Cita-cita Bhikkhu Pertama di Uganda

Bhagavant.com,
Kampala, Uganda – Y.M Buddharakkhita, sebagai bhikkhu pertama di Uganda menjadi seorang Buddhis saat belajar di India, memiliki misi untuk menggunakan meditasi berkesadaran untuk menyembuhkan trauma.

Cita-cita Bhikkhu Pertama di Uganda
Y.M. Buddharakkhita. Foto: YouTube

Sebagai bhikkhu Uganda yang pertama, Y.M. Buddharakkhita memiliki cita-cita untuk melatih 54 samanera, satu untuk setiap negara Afrika.

“Saya mengajarkan Agama Buddha Theravada dengan cita rasa Afrika untuk memastikan orang-orang memahami Sri Buddha dan tidak melihatnya sebagai sesuatu yang aneh, asing dan Asia,” katanya seperti yang dilansir The Guardian, Senin (7/12/2020).

“Saya melihat banyak masyarakat menderita di Uganda dan Afrika. Saya menemukan peran ini sebagai pengubah permainan, atau perubahan paradigma dari penderitaan ke kebahagiaan di Afrika.”

“Kami memiliki sekitar 3.000 umat Buddha di Afrika. Sekitar 35 orang Uganda. Afrika Selatan memiliki jumlah tertinggi karena banyak orang yang datang dari negara-negara Asia untuk bekerja di tambang emas akhirnya mendirikan vihara-vihara. ”

Pendiri dan kepala vihara dari Sentra Buddhis Uganda, dan sekaligus penulis dari Planting Dhamma Seeds: The Emergence of Buddhism in Africa (Menanam Benih-benih Dhamma: Munculnya Agama Buddha di Afrika) tersebut, lahir sebagai Steven Jemba Kabogozza, dan dibesarkan sebagai seorang Katolik.
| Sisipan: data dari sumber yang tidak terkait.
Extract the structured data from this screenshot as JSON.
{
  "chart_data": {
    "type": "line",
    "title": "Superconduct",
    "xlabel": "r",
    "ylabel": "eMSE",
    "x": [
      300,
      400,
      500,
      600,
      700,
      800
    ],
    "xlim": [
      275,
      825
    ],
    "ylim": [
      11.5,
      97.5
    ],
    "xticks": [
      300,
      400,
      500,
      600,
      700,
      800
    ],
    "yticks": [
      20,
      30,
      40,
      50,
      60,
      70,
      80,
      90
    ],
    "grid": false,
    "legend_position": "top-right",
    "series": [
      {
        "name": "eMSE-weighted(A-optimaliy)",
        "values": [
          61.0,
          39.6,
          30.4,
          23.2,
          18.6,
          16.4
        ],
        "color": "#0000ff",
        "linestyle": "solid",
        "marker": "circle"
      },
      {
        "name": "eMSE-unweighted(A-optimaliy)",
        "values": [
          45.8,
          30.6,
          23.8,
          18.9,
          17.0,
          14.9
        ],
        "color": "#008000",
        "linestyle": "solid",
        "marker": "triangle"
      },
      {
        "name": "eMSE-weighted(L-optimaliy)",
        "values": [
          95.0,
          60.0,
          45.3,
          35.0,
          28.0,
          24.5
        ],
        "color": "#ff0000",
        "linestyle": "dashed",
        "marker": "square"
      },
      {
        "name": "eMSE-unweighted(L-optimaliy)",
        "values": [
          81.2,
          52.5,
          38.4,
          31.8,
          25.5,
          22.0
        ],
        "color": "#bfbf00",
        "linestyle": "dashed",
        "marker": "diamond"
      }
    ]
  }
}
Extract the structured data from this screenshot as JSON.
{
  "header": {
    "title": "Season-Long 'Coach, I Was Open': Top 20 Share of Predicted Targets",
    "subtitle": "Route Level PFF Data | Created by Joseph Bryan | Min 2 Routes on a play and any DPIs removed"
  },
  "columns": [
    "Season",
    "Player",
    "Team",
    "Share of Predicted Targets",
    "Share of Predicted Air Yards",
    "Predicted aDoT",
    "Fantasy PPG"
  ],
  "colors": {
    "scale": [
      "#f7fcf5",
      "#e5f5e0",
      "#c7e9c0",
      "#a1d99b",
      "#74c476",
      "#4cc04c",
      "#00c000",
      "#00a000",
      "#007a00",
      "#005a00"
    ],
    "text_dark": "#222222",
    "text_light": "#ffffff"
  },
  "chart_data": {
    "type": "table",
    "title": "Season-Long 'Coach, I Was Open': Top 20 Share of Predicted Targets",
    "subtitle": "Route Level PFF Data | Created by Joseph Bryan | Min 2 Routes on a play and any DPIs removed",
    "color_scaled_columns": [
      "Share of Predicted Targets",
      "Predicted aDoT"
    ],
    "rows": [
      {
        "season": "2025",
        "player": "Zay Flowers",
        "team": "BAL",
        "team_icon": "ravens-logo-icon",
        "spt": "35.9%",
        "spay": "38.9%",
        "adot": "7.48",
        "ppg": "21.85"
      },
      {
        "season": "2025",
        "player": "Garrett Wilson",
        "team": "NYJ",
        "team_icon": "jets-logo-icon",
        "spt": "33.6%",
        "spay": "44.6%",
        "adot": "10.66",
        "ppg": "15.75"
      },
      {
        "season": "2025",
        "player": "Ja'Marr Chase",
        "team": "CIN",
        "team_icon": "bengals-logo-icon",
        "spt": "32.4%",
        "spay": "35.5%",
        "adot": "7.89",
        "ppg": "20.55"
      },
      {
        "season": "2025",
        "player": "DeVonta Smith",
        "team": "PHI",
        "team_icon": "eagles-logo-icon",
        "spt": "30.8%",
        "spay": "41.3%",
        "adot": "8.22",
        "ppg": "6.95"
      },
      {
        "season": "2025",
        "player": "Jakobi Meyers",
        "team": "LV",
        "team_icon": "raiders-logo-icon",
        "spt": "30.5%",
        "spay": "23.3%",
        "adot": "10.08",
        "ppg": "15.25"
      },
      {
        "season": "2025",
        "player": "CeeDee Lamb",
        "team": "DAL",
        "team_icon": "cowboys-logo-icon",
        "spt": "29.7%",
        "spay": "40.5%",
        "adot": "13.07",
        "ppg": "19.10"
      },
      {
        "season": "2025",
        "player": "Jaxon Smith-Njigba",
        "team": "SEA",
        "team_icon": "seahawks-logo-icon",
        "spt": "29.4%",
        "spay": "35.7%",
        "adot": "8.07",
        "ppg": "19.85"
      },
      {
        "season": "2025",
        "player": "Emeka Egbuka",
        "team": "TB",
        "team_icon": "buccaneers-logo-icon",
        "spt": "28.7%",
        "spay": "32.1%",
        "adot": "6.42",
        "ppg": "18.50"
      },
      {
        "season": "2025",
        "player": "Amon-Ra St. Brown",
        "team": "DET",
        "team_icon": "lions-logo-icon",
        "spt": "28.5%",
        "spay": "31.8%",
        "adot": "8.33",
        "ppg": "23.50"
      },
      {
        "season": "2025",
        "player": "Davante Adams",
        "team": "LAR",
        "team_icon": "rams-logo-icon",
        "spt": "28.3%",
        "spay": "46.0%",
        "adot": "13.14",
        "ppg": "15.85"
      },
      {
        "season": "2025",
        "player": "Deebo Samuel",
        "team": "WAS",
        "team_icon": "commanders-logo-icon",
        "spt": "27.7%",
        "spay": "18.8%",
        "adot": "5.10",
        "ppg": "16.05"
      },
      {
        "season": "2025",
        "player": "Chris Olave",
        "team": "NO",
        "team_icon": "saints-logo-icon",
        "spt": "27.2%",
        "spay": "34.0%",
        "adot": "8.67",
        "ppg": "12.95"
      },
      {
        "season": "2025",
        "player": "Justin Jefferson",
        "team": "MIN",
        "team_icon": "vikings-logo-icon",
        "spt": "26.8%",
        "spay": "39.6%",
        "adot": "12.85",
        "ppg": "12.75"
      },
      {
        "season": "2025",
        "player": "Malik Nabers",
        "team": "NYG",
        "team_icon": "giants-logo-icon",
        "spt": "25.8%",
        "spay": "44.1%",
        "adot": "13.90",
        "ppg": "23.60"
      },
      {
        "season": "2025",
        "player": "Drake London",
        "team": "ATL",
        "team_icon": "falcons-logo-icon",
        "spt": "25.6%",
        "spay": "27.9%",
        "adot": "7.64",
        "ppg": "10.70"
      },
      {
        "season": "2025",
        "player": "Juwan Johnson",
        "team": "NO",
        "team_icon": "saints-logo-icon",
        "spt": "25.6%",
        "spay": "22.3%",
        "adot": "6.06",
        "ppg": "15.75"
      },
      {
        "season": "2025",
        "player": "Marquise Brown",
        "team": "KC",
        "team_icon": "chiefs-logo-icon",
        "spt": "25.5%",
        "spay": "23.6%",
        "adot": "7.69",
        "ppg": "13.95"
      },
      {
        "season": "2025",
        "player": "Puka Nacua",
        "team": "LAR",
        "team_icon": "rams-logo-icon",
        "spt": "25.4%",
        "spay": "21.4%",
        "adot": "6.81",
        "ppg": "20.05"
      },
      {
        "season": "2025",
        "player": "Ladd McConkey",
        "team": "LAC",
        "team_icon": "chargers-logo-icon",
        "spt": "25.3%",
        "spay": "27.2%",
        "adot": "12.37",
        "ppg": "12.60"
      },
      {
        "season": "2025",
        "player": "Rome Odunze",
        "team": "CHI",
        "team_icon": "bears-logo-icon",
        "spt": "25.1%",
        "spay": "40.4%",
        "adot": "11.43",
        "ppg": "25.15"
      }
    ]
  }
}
Beliau beralih keyakinan memeluk Agama Buddha pada tahun 1990 saat belajar di India, dan telah mengajar meditasi berkesadaran di Afrika sejak 2005.

“Para pemimpin budaya dan politik di Afrika belum memeluk agama dan filosofi Agama Buddha ini. Saya tidak tahu apakah benar-benar ada presiden, pemimpin budaya atau raja di Uganda, dan Afrika, yang telah sepenuhnya memeluk Agama Buddha… Jika ada yang bisa melakukannya, Agama Buddha akan tumbuh dengan sangat cepat,” kata Bhante berusia 53 tahun itu di sentranya di sisi bukit yang menghadap ke Danau Victoria di Garuga, sekitar 25 mil (40 km) di selatan ibu kota, Kampala.

“Saya melihat praktik meditasi dan bagaimana hal itu dapat menyembuhkan trauma antargenerasi. Kebanyakan orang mengalami trauma. Kami mengalami pengar kolonial dan banyak hal yang terjadi.”

“Negara-negara Buddhis, seperti Sri Lanka, India, Thailand, Kamboja dan Myanmar tidak memiliki latar belakang sejarah penjajahan terhadap negara-negara Afrika. Jika mereka telah menjajah kami, mereka akan mendirikan Agama Buddha sejak lama. Negara-negara yang datang dan menjajah kami, mereka mendirikan rumah sakit, sekolah, dan memperkenalkan agama mereka.”

Beliau menambahkan: “Umat Buddha pertama datang ke Afrika pada tahun 1925, dibawa oleh orang-orang Inggris untuk membangun rel kereta Afrika timur di Tanzania. Mereka tinggal di sekitar, membangun salah satu vihara tertua dan membentuk satu asosiasi Buddhis negara tersebut.

“Kami kekurangan bhikkhu Afrika yang terlatih dengan baik untuk mengajar dan menjadi pembawa obor. Di Uganda kami hanya dua bhikkhu di negara berpenduduk lebih dari 40 juta orang.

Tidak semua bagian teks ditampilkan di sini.